International Journal of Scientific & Engineering Research, Volume 4, Issue 6, June-2013 178
ISSN 2229-5518
A Novel Cache Architecture For Multicore
Processor Using Vlsi
Sujitha .S, Anitha .N
Abstract— Memory cell design for cache memories is a major concern in current Microprocessors mainly due to its impact on energy consumption, area and access time. Cache memories dissipate an important amount of the energy budget in current microprocessors. An n-bit cache cell, namely macrocell, has been proposed. This cell combines SRAM and eDRAM technologies with the aim of reducing energy consumption while maintaining the performance. The proposed M-Cache is implemented in processor architecture and its performance is evaluated. The main objective of this project is to design a newly modified cache of Macrocell (4T cell).
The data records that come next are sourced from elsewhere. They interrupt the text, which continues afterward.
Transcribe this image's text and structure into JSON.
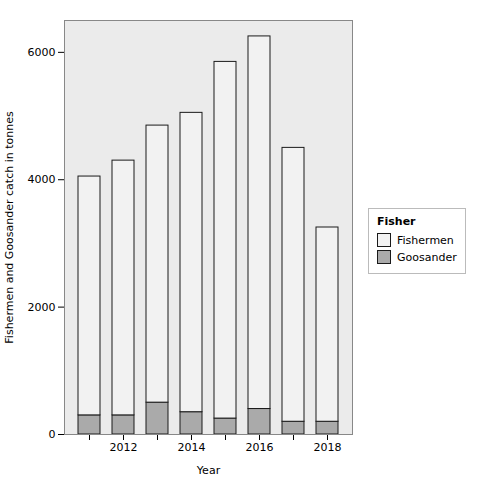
{
  "chart_data": {
    "type": "bar",
    "stacked": true,
    "xlabel": "Year",
    "ylabel": "Fishermen and Goosander catch in tonnes",
    "categories": [
      null,
      "2012",
      null,
      "2014",
      null,
      "2016",
      null,
      "2018"
    ],
    "series": [
      {
        "name": "Goosander",
        "color": "#aaaaaa",
        "values": [
          300,
          300,
          500,
          350,
          250,
          400,
          200,
          200
        ]
      },
      {
        "name": "Fishermen",
        "color": "#f2f2f2",
        "values": [
          3750,
          4000,
          4350,
          4700,
          5600,
          5850,
          4300,
          3050
        ]
      }
    ],
    "ylim": [
      0,
      6500
    ],
    "yticks": [
      0,
      2000,
      4000,
      6000
    ],
    "grid": false,
    "legend": "right",
    "legend_title": "Fisher"
  }
}
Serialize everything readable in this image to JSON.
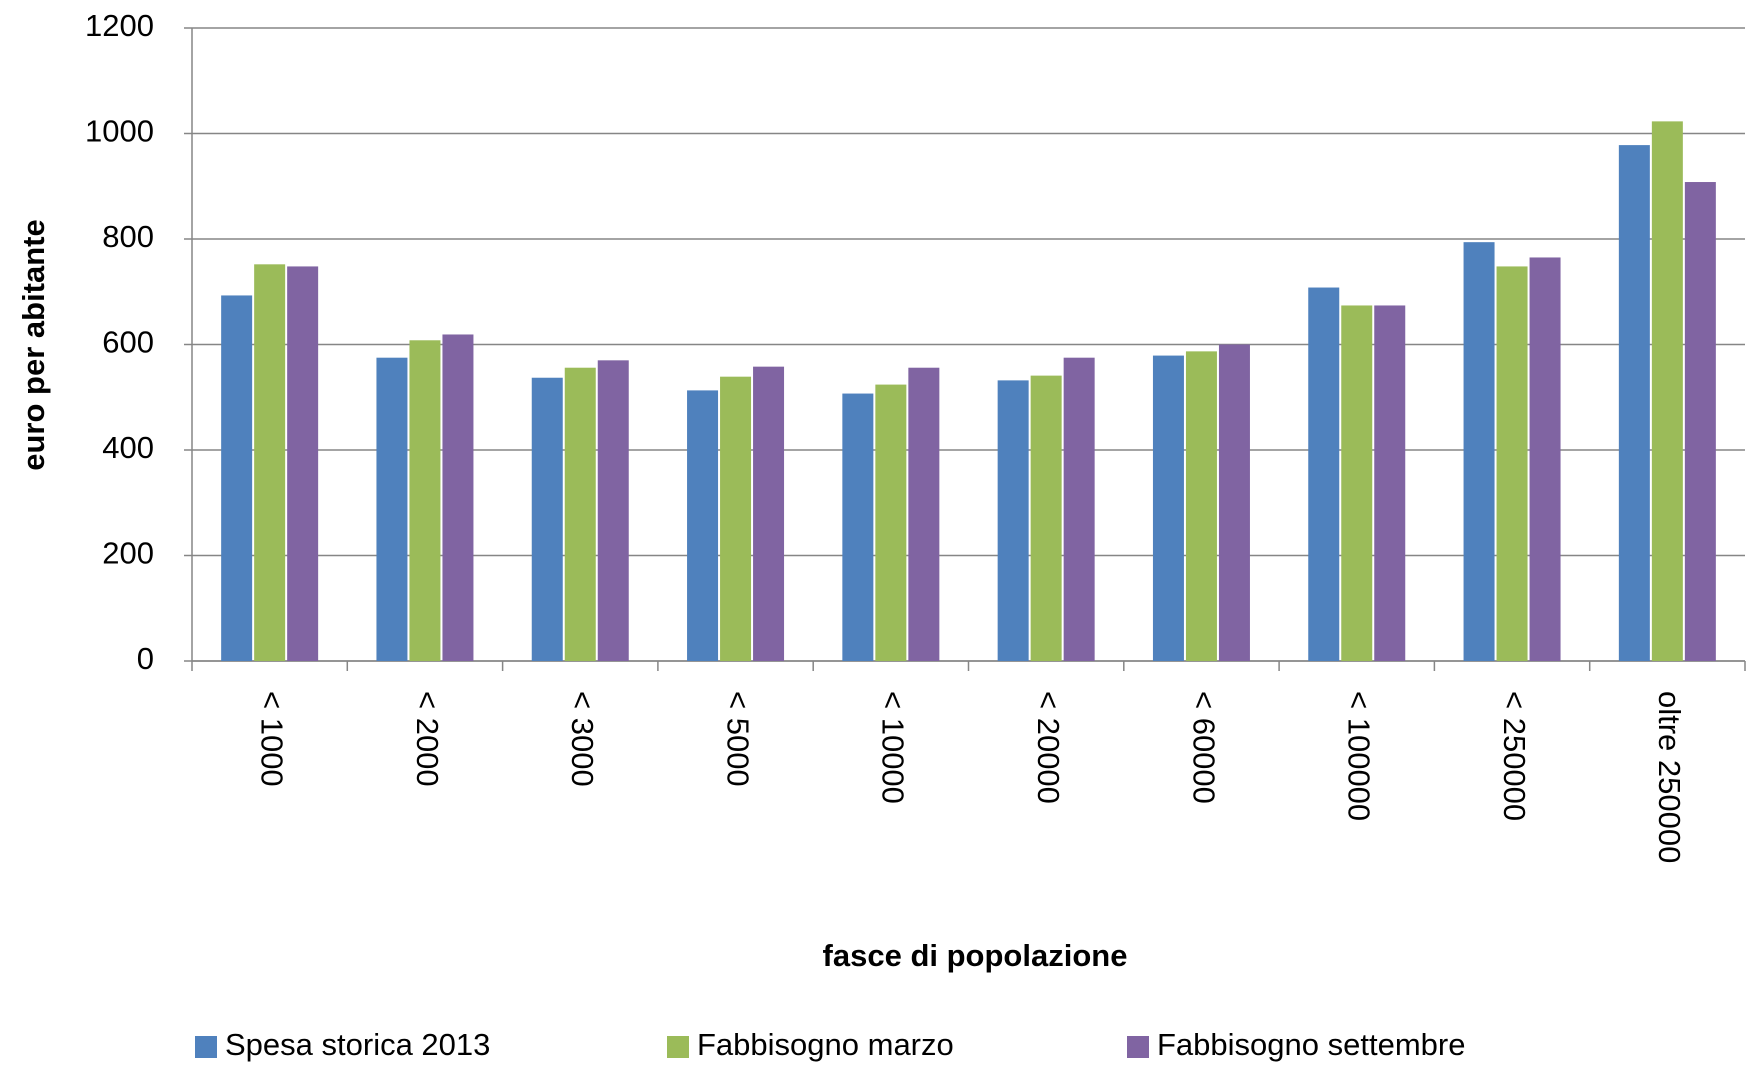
{
  "chart_data": {
    "type": "bar",
    "x_label": "fasce di popolazione",
    "y_label": "euro per abitante",
    "categories": [
      "< 1000",
      "< 2000",
      "< 3000",
      "< 5000",
      "< 10000",
      "< 20000",
      "< 60000",
      "< 100000",
      "< 250000",
      "oltre 250000"
    ],
    "series": [
      {
        "name": "Spesa storica 2013",
        "color": "#4f81bd",
        "values": [
          693,
          575,
          537,
          513,
          507,
          532,
          579,
          708,
          794,
          978
        ]
      },
      {
        "name": "Fabbisogno marzo",
        "color": "#9bbb59",
        "values": [
          752,
          608,
          556,
          539,
          524,
          541,
          587,
          674,
          748,
          1023
        ]
      },
      {
        "name": "Fabbisogno settembre",
        "color": "#8064a2",
        "values": [
          748,
          619,
          570,
          558,
          556,
          575,
          600,
          674,
          765,
          908
        ]
      }
    ],
    "ylim": [
      0,
      1200
    ],
    "yticks": [
      0,
      200,
      400,
      600,
      800,
      1000,
      1200
    ],
    "grid": true,
    "legend": "bottom"
  }
}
The speed of these cells is comparable to the speed of 6T SRAM cells. The performance of the processor architecture including this modified-cache is better than the conventional Macrocell cache design. Further this Modified Macrocell is implemented in Mobile processor architecture and compared with the conventional memory. Also a newly designed Femtocell is compared with both the macrocell and Modified m-cache cell.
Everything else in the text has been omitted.